Step1: Dimensional Modeling
First of all I start with a process called Dimensional Modeling. What is it? I typically arrange workshops together with the business department. Within these workshops we define the business data model. We use an abstract modeling layer based on mind maps for this and try to define the measures, dimensions, attributes, hierarchies, calculations, … all the stuff you need for a Data Warehouse. Also the business users understand that technique after a while and feel quite comfortable defining the data model in the right way.
The important thing is that you don’t look at the source systems. Everything is allowed during the modeling phase, we don’t care about restrictions, which maybe exist in current systems. So the focus is “how do I want to analyze my data”. The following picture show an example of a dimensional model within a mind map.
Step 2: Star Schema Generation
After the definition of the business data model we need to generate the Star Schema out of it. Why a Star Schema? Because it’s a perfect data model for analytics. If you are more interested in good data models have a look at Thomas Kejser’s post about “Defining the Good Data Model”.

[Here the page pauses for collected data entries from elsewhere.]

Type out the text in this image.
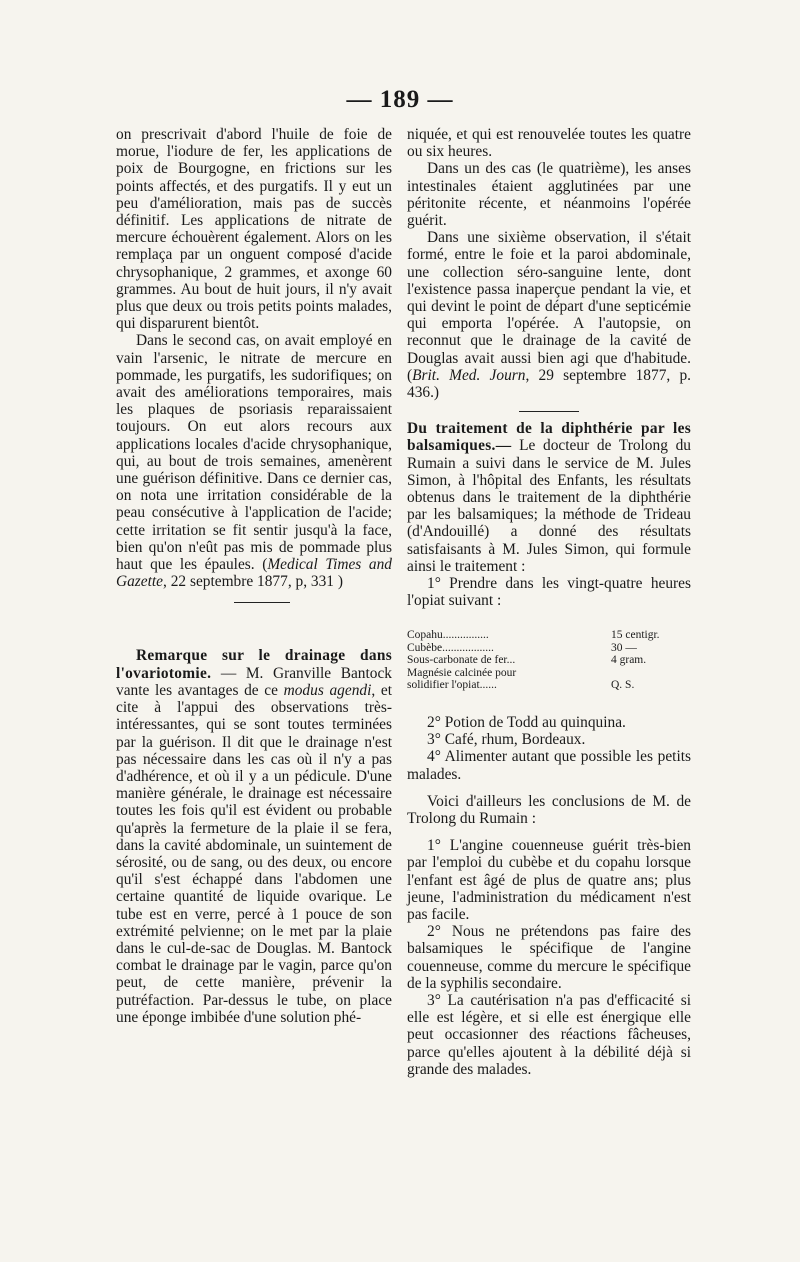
— 189 —

on prescrivait d'abord l'huile de foie de morue, l'iodure de fer, les applications de poix de Bourgogne, en frictions sur les points affectés, et des purgatifs. Il y eut un peu d'amélioration, mais pas de succès définitif. Les applications de nitrate de mercure échouèrent également. Alors on les remplaça par un onguent composé d'acide chrysophanique, 2 grammes, et axonge 60 grammes. Au bout de huit jours, il n'y avait plus que deux ou trois petits points malades, qui disparurent bientôt.

Dans le second cas, on avait employé en vain l'arsenic, le nitrate de mercure en pommade, les purgatifs, les sudorifiques; on avait des améliorations temporaires, mais les plaques de psoriasis reparaissaient toujours. On eut alors recours aux applications locales d'acide chrysophanique, qui, au bout de trois semaines, amenèrent une guérison définitive. Dans ce dernier cas, on nota une irritation considérable de la peau consécutive à l'application de l'acide; cette irritation se fit sentir jusqu'à la face, bien qu'on n'eût pas mis de pommade plus haut que les épaules. (Medical Times and Gazette, 22 septembre 1877, p, 331 )

Remarque sur le drainage dans l'ovariotomie. — M. Granville Bantock vante les avantages de ce modus agendi, et cite à l'appui des observations très-intéressantes, qui se sont toutes terminées par la guérison. Il dit que le drainage n'est pas nécessaire dans les cas où il n'y a pas d'adhérence, et où il y a un pédicule. D'une manière générale, le drainage est nécessaire toutes les fois qu'il est évident ou probable qu'après la fermeture de la plaie il se fera, dans la cavité abdominale, un suintement de sérosité, ou de sang, ou des deux, ou encore qu'il s'est échappé dans l'abdomen une certaine quantité de liquide ovarique. Le tube est en verre, percé à 1 pouce de son extrémité pelvienne; on le met par la plaie dans le cul-de-sac de Douglas. M. Bantock combat le drainage par le vagin, parce qu'on peut, de cette manière, prévenir la putréfaction. Par-dessus le tube, on place une éponge imbibée d'une solution phé-

niquée, et qui est renouvelée toutes les quatre ou six heures.

Dans un des cas (le quatrième), les anses intestinales étaient agglutinées par une péritonite récente, et néanmoins l'opérée guérit.

Dans une sixième observation, il s'était formé, entre le foie et la paroi abdominale, une collection séro-sanguine lente, dont l'existence passa inaperçue pendant la vie, et qui devint le point de départ d'une septicémie qui emporta l'opérée. A l'autopsie, on reconnut que le drainage de la cavité de Douglas avait aussi bien agi que d'habitude. (Brit. Med. Journ, 29 septembre 1877, p. 436.)

Du traitement de la diphthérie par les balsamiques.— Le docteur de Trolong du Rumain a suivi dans le service de M. Jules Simon, à l'hôpital des Enfants, les résultats obtenus dans le traitement de la diphthérie par les balsamiques; la méthode de Trideau (d'Andouillé) a donné des résultats satisfaisants à M. Jules Simon, qui formule ainsi le traitement :

1° Prendre dans les vingt-quatre heures l'opiat suivant :

Copahu................	15 centigr.
Cubèbe..................	30 —
Sous-carbonate de fer...	4 gram.
Magnésie calcinée pour	
solidifier l'opiat......	Q. S.

2° Potion de Todd au quinquina.

3° Café, rhum, Bordeaux.

4° Alimenter autant que possible les petits malades.

Voici d'ailleurs les conclusions de M. de Trolong du Rumain :

1° L'angine couenneuse guérit très-bien par l'emploi du cubèbe et du copahu lorsque l'enfant est âgé de plus de quatre ans; plus jeune, l'administration du médicament n'est pas facile.

2° Nous ne prétendons pas faire des balsamiques le spécifique de l'angine couenneuse, comme du mercure le spécifique de la syphilis secondaire.

3° La cautérisation n'a pas d'efficacité si elle est légère, et si elle est énergique elle peut occasionner des réactions fâcheuses, parce qu'elles ajoutent à la débilité déjà si grande des malades.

Ok so let’s get back to our Star Schema. As I said the Star Schema gets generated out of our mind map by a tool or you have to create it manually.
I normally recommend a prototype at the end of the second step. This gives you the ability to proof the data model and business users can play around with their data model by creating their own reports. That means that the business gets a very early chance to have a look at their data warehouse and can use the prototype for further testing or discussions.
Step 3: Data Mapping
Now the hardest part begins: Data Mapping. On the one side the star schema defines the destination model of the Data Warehouse. On the other side we have different source systems providing the data for the Data Warehouse. Now both sides need to be mapped together, which is difficult because…
- …there are different names meaning the same.
- …there are different data types.
- …data is on a different level of aggregation.
- …different source systems deliver the same data.
- …some data need to be calculated, because it’s not provided by the source systems.
- …some data is maybe even not available within the source systems.
Within this worksheet every destination table is described on an own tab. Every destination column is listed with its data type, description and additional information and for every destination column the source is mapped to it(source system, source schema, source table, source column, source data type and ETL rules).
So when all mappings have been defined within the logical data mapping you can give it to your ETL developers to implement the ETL processes.
Step 4: Build the Cube and Reports
The last step of how to build a Data Warehouse is creating the cube and some reports. Typically the cube implementation can start already when the star schema is defined. Step 3 and Step 4 can be done in parallel.
And that’s it. Isn’t it easy…no magic around…a straightforward approach.